Оставив за спиной сплошную зону разрушений вокруг Керсаспа-Центрального, мы дважды прошли над клонскими позициями, с виду целехонькими. Даже окопанную роту танков видели. Но клоны почему-то вели себя на удивление лояльно. Если не считать нескольких пулеметных очередей издалека, наш пролет они проигнорировали. Может, речь Пантелеева так подействовала?
В квадрате тоже все было с виду тихо-мирно. Близ горизонта коптила небо клонская колонна — та самая, которую после нас добили штурмовики. Может, там и оставалась пара исправных БРАМДов, чьи универсальные пушки могли доставить нам известные неприятности, но, думаю, их экипажи были полностью поглощены возней со своими ранеными. Что можно понять.

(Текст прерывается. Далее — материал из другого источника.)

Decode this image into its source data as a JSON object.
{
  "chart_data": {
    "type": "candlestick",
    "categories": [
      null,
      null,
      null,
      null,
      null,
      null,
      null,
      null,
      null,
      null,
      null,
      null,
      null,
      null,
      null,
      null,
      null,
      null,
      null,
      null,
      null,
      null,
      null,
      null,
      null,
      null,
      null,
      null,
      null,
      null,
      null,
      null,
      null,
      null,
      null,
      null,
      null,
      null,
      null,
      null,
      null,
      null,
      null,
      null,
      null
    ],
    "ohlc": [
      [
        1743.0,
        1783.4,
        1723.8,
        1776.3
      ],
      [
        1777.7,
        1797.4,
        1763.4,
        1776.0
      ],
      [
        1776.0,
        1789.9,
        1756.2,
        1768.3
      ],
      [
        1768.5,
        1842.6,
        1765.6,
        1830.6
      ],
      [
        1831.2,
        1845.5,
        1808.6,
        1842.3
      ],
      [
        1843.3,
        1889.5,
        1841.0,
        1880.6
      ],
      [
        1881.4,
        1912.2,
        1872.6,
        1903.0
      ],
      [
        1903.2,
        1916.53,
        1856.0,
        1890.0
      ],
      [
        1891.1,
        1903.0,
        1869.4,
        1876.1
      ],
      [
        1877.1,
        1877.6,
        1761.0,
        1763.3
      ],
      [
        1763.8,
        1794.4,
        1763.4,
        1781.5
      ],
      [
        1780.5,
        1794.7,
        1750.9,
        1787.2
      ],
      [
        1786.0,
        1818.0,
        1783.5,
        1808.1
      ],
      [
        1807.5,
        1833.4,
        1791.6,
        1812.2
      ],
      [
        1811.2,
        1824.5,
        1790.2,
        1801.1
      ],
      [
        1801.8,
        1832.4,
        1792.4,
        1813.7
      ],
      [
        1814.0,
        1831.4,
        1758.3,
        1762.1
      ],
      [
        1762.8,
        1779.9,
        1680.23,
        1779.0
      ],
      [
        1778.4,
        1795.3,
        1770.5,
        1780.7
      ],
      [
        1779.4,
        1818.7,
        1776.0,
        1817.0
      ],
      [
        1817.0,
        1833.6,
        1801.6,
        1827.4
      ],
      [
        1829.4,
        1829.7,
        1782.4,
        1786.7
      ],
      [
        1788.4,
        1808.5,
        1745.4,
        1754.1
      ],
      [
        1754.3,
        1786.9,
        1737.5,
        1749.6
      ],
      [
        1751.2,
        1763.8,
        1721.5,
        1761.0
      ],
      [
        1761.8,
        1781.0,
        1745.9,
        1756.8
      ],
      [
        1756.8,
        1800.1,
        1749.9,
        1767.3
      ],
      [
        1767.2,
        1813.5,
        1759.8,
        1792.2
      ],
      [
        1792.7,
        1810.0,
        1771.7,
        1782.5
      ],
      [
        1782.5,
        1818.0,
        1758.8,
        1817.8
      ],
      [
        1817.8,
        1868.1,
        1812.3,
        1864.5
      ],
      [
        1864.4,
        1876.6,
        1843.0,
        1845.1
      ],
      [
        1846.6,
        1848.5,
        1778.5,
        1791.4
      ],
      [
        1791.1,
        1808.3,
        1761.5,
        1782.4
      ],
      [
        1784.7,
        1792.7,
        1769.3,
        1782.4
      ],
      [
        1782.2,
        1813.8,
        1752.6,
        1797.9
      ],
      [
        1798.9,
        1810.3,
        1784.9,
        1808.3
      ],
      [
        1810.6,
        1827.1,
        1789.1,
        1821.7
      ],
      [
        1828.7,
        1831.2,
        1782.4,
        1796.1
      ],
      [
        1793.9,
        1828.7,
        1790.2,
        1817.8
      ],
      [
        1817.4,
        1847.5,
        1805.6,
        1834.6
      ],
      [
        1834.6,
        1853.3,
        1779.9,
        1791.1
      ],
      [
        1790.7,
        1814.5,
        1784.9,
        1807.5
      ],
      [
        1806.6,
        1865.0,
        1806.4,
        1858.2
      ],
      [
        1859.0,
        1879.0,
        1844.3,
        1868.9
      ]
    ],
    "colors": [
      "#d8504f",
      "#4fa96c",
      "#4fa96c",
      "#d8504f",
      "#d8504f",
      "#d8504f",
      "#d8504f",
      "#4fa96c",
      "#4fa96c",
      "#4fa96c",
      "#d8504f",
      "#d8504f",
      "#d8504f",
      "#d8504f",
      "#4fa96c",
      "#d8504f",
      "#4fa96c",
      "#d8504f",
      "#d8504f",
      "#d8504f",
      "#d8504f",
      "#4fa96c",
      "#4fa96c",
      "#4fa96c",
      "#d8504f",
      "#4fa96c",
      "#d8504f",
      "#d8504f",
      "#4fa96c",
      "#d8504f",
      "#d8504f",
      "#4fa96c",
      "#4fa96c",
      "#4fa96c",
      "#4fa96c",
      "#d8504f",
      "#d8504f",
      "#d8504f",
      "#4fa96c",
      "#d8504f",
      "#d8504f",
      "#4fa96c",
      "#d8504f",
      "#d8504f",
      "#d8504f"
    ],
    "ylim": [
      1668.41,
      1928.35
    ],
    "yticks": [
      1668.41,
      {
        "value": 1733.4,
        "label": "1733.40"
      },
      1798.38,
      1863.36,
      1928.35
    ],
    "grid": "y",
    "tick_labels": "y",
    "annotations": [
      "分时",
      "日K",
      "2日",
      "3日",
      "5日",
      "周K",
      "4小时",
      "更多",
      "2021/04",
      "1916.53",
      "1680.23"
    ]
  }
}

Место падения Бабакуловской машины нашли сразу. Над его «Горынычем» дрожало горячее марево, достаточно контрастное для бортового инфракрасного пеленгатора.
Можайский посадил вертолет.
— Ибрагима больше нет, — сказал я.
Точнее, я был уверен, что только подумал об этом. Но, оказывается, я не смог удержать полынную волну горечи в себе и произнес свое страшное заключение вслух.
— Почему? — испуганно спросила Ада.
— Я вижу его скафандр. Это значит, он не катапультировался и упал вместе с флуггером. А такой удар…
Говорить дальше я не смог. Безнадежно махнул рукой, выскочил из бортовой двери, побежал к обломкам флуггера.
Да, комэск погиб.
Если мы сейчас найдем тело Цапко…
Если мы сейчас его найдем, значит, я — последний.
Последний из той эскадрильи И-02, какой я увидел ее впервые тринадцать месяцев назад.
Ах да, еще Кожемякин. Он не погиб, он переведен с повышением.
Сейчас мне от этого не легче. И если только Цапко тоже погиб… Ох, про Аду не хочется и думать.
— Мы не сможем его забрать, — сказал бортмеханик Неизвестнов, подходя с двумя автоматами и отдавая один из них мне. Умный человек, соблюдал инструкции.
— Почему?
— Ты же видишь… Тут на три часа работы автогеном. Надо искать живых.
Это было обидно, обидно и нелепо, это шло вразрез с нашим неписаным кодексом… Но — бортмеханик был прав.